Loving yourself, including your imperfections, doesn’t mean that you don’t have self-improvement goals. You can always strive to strengthen your good qualities and develop skills and characteristics that you desire while loving the person you are.
Try these techniques to learn to love the imperfections that help make you who you are:
1) First, accept the imperfections. The key to having a fulfilling and happy life is accepting yourself. Once you acknowledge that your imperfections are a unique part of you, you can move on to loving yourself.
- Remind yourself that everyone makes mistakes, has scars, or feels inadequate at some point in their lives. Look at the growth you went through as a result and know that you are a stronger person because of them.
- Instead of comparing yourself to someone else, focus on yourself. Notice how you’ve grown, celebrate your accomplishments, and look forward to a bright future with your own goals.
4) Pay attention to what you say to yourself. There is a direct link between self-talk and your health and mental wellness.
- Notice if you use negative self-talk that is humiliating or demoralizing. Does your inner dialogue make you feel inferior, ashamed, or guilty? You don’t want your words to create more pain and suffering!

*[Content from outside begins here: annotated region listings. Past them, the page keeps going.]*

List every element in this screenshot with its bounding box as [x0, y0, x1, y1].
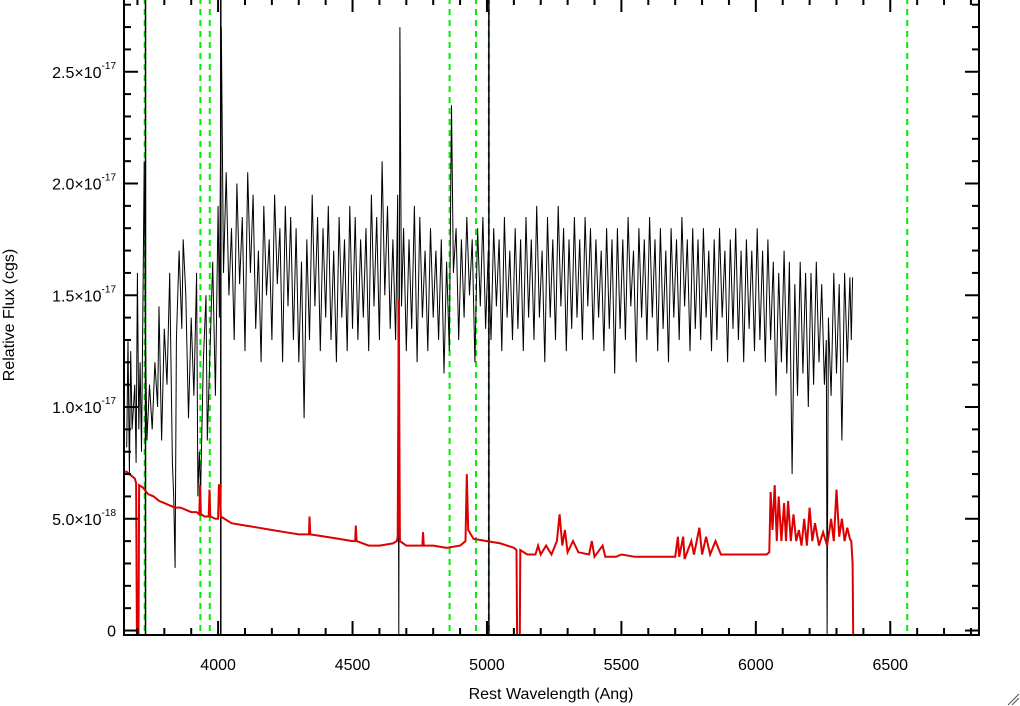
x-tick-label: 6000 — [738, 657, 774, 674]
y-tick-label: 1.5×10-17 — [52, 284, 116, 305]
x-axis-ticks: 4000 4500 5000 5500 6000 6500 — [136, 0, 972, 674]
y-tick-label: 2.5×10-17 — [52, 61, 116, 82]
axes-layer — [123, 0, 980, 636]
vertical-marker-lines — [143, 0, 909, 635]
y-tick-label: 1.0×10-17 — [52, 396, 116, 417]
y-tick-label: 5.0×10-18 — [52, 508, 116, 529]
x-tick-label: 4000 — [200, 657, 236, 674]
series-line-1 — [124, 299, 979, 636]
x-axis-title: Rest Wavelength (Ang) — [469, 686, 634, 703]
x-tick-label: 4500 — [335, 657, 371, 674]
series-line-0 — [126, 27, 854, 636]
y-axis-ticks: 0 5.0×10-18 1.0×10-17 1.5×10-17 2.0×10-17 2.5… — [52, 3, 979, 641]
series-layer — [124, 27, 979, 636]
x-tick-label: 5500 — [604, 657, 640, 674]
y-tick-label: 2.0×10-17 — [52, 173, 116, 194]
x-tick-label: 6500 — [872, 657, 908, 674]
y-tick-label: 0 — [107, 624, 116, 641]
resize-grip-icon[interactable] — [1007, 693, 1020, 706]
x-tick-label: 5000 — [469, 657, 505, 674]
y-axis-title: Relative Flux (cgs) — [1, 249, 18, 381]
plot-frame — [123, 0, 980, 636]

- If you are using language toward yourself that you wouldn’t say to a young child, then don’t say it to yourself!
- Learn to forgive yourself and be gentler. You can change the words of your inner dialogue to words of love and support. Each time you say something negative, immediately change it to something positive, instead.

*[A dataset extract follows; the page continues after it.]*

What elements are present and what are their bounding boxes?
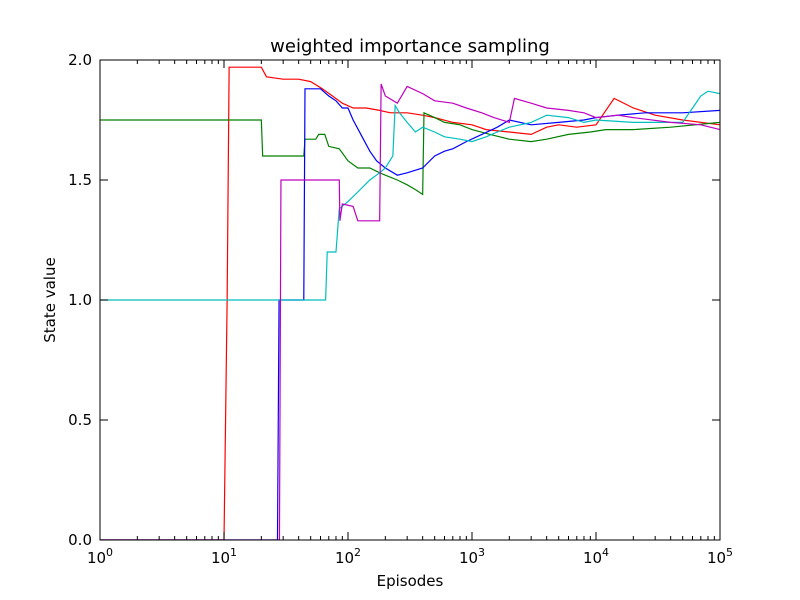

5) Remember that your days will vary. You may have days that make you feel amazing and on top of the world. You will also have days that make you feel defeated, sad, and tired. This rollercoaster of life is normal.
- The key is to avoid letting the difficult days affect you long-term. Turn your focus to positive self-talk, solutions, and taking action.
6) Eliminate the toxic people. Toxic people can make it harder for you to accept and love your imperfections. Reduce your contact with those who consistently make you feel bad about yourself. An occasional critique from a loved one or friend is normal. However, constant criticism tends to wear you down.
- Evaluate your relationships and focus on the ones that are healthier for you.
Celebrate your imperfections! They make you the unique person you are. Use these tips to learn to love yourself inside and out. As a result, you’ll boost your self-confidence, increase your charisma, and gain greater peace as you pursue a life you’ll love.